Aliasing Effects for Samples of Spin Random Fields on the Sphere

TL;DR

This paper analyzes aliasing effects in the reconstruction of spin spherical random fields from discrete samples, identifying alias locations, intensities, and conditions for alias-free reconstruction.

Contribution

It characterizes aliasing in spin spherical fields, determines alias locations and effects, and shows alias-free reconstruction is possible with enough sampling points.

Findings

Aliasing occurs at specific frequency domain locations.

Popular sampling schemes introduce aliasing errors.

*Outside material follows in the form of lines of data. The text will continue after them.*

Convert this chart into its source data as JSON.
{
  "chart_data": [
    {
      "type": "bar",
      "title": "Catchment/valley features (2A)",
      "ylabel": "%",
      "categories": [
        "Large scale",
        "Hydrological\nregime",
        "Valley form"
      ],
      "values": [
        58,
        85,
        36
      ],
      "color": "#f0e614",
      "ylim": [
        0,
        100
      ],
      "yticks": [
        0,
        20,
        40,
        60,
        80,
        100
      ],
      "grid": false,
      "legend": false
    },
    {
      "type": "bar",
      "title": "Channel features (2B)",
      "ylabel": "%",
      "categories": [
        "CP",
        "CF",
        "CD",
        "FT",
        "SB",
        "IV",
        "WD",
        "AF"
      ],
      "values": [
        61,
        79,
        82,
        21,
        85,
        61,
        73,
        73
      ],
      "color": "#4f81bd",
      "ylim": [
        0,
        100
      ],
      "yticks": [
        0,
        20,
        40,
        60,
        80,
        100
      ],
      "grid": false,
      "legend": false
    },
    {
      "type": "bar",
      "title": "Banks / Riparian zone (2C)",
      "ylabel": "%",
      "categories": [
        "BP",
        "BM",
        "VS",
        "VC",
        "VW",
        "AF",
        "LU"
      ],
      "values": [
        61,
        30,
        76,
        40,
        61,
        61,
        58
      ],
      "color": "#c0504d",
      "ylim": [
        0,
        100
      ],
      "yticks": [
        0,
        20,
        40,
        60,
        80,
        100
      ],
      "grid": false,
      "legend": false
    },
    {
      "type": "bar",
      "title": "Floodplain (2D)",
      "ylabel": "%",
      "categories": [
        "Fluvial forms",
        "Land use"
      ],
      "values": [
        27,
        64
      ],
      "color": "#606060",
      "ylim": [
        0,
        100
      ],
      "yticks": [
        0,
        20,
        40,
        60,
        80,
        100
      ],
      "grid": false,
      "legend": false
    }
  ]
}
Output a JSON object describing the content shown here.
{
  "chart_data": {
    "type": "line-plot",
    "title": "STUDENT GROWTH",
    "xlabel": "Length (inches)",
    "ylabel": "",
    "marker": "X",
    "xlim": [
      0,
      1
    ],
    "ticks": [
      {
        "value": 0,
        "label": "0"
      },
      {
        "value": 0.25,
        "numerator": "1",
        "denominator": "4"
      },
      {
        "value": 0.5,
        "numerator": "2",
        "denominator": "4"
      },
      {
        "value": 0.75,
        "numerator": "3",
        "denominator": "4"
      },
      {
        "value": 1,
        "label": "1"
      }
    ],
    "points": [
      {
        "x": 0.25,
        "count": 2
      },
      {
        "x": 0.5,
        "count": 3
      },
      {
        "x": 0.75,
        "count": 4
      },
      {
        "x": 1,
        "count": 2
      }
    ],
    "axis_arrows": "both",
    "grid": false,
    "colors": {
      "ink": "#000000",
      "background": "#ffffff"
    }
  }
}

Band-limited fields can be reconstructed without aliasing using sufficient samples.

Abstract

This paper investigates aliasing effects emerging from the reconstruction from discrete samples of spin spherical random fields defined on the two-dimensional sphere. We determine the location in the frequency domain and the intensity of the aliases of the harmonic coefficients in the Fourier decomposition of the spin random field and evaluate the consequences of aliasing errors in the angular power spectrum when the samples of the random field are obtained by using some very popular sampling procedures on the sphere, the equiangular and the Gauss-Jacobi sampling schemes. Finally, we demonstrate that band-limited spin random fields are free from aliases, provided that a sufficiently large number of nodes is used in the selected quadrature rule.